Privatkundengeschäft

Vom Bargeldversorger zum Multifunktionsgerät

Die Gesamtzahl der Geldautomaten in Deutschland ist seit dem Maximum von gut 61000 im Jahr 2015 zunächst gesunken, nimmt aber seit 2019 wieder zu und hat im vergangenen Jahr nahezu den Höchststand erreicht. Das geht aus Daten des Bundesverbandes...

Vom Bargeldversorger zum Multifunktionsgerät

fir Frankfurt

Die Gesamtzahl der Geldautomaten in Deutschland ist seit dem Maximum von gut 61000 im Jahr 2015 zunächst gesunken, nimmt aber seit 2019 wieder zu und hat im vergangenen Jahr nahezu den Höchststand erreicht. Das geht aus Daten des Bundesverbandes der Deutschen Volksbanken und Raiffeisenbanken hervor. Gleichwohl zeigt sich demnach bei den Genossenschaftsbanken sowie den Sparkassen ein anderes Bild. In diesen beiden Säulen der Kreditwirtschaft schrumpfte die Zahl der Geldautomaten zuletzt. Verfügten genossenschaftliche Institute Ende 2019 noch über knapp 17700 Geldautomaten, so waren es Ende 2020 gut 17300. Auch von den Sparkassen wurden in diesem Zeitraum 400 Geldautomaten abgebaut, womit zum Jahresende 23200 verblieben, heißt es vom Deutschen Sparkassen- und Giroverband.

Die in der Gesamtschau steigenden Zahlen der jüngeren Vergangenheit dürfen nicht darüber hinwegtäuschen, dass Geldautomaten in der Bundesrepublik aller Wahrscheinlichkeit nach seltener werden. Dafür sprechen die in der Pandemie in die Höhe geschnellten Kartenzahlungen, der voranschreitende Filialabbau, die Möglichkeit, Bargeld z.B. in Supermärkten abheben zu können, und natürlich die Betriebskosten.

15000 Euro Betriebskosten

Je nach Standort beliefen sich die Betriebskosten pro Automat und Jahr auf bis zu 15000 Euro, in Einzelfällen deutlich mehr, heißt es von der Arbeitsgemeinschaft Geldautomaten. Sie vertritt die Interessen der unabhängigen Geldautomatenbetreiber, die den Angaben zufolge rund 4000 Geldautomaten hierzulande unterhalten. Ins Kontor schlagen demnach vor allem die Mieten. Hinzu kommen Personal-, Instandhaltungs-, Bestückungs-, Verwaltungs- und Versicherungskosten.

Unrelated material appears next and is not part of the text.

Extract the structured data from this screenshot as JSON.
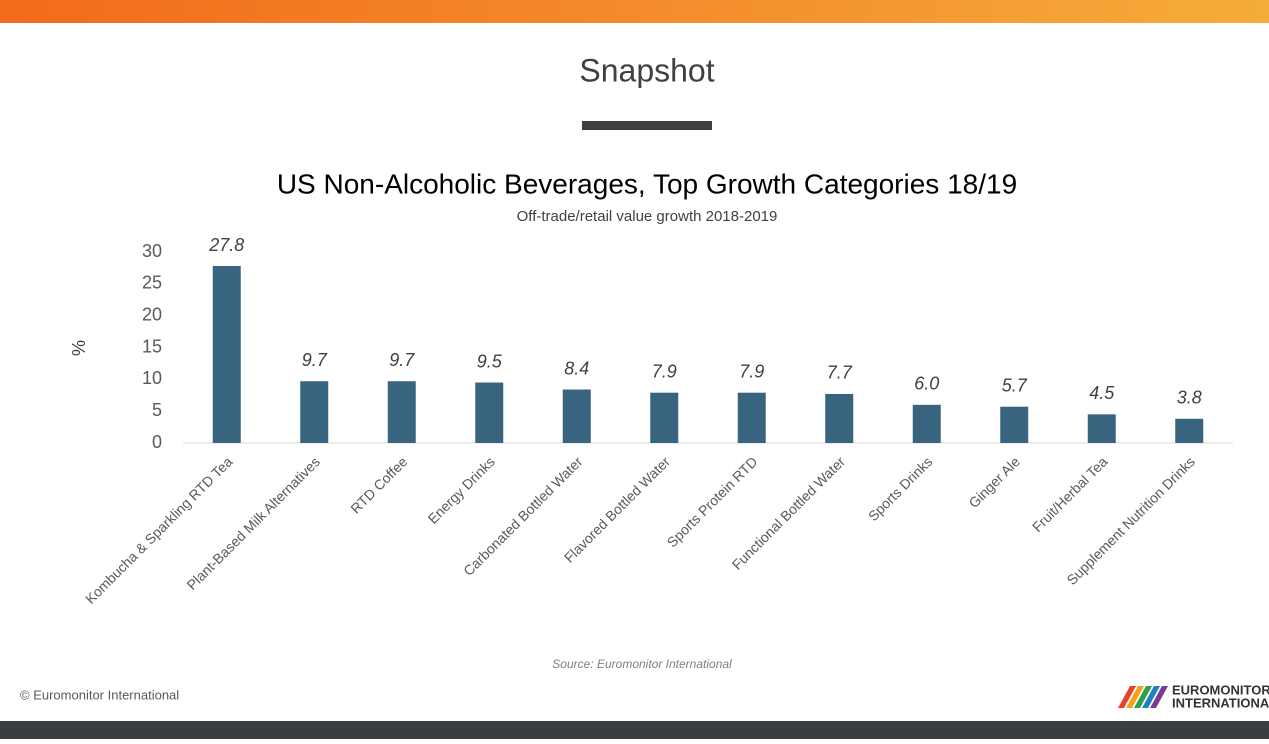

„Der reine Geldausgabeautomat wird wohl über Jahrzehnte bestehen bleiben, aber die Funktion wird sich weiterentwickeln“, sagt Oliver Geiseler, Leiter Digital Financial Services bei der Beratungsgesellschaft Capco. Seines Erachtens wird die Bargeldversorgung nicht mehr wie bisher im Vordergrund stehen. „Sie werden zu multifunktionalen Geräten weiterentwickelt, die grundsätzlich alles bieten, was man von zu Hause aus online oder mobil machen kann.“ Denn nicht jeder fühle sich online versiert genug oder wünsche daheim Online-Gespräche mit dem Bankberater, sei es, weil dort die Ruhe fehlt, sei es, weil sich der Kunde nicht ins traute Heim blicken lassen möchte. Vorstellbar seien etwa Bankberatungen via modifiziertem Geldautomaten oder die Sofort-Vergabe von Konsumentenkrediten, und zwar dort, wo der Kunde direkten Bedarf hat. „Beispielsweise könnte sich der Kunde an einem Automaten im Einkaufszentrum über die Girocard authentifizieren und einen Konsumentenkredit beantragen, der sofort ausgezahlt würde“, beschreibt Geiseler ein mögliches Szenario.

Die Deutsche Kreditwirtschaft verweist auf den Aufschwung bargeldlosen Bezahlens schon vor der Corona-Pandemie. Der Zusammenschluss der kreditwirtschaftlichen Verbände geht zwar davon aus, dass viele Kunden auch nach der Pandemie dabei bleiben und öfter zur Karte oder zum Smartphone greifen, glaubt aber auch, dass Bargeld die Deutschen noch lange begleiten wird. Dementsprechend würden die Banken und Sparkassen die flächendeckende Bargeldversorgung weiter sicherstellen, heißt es.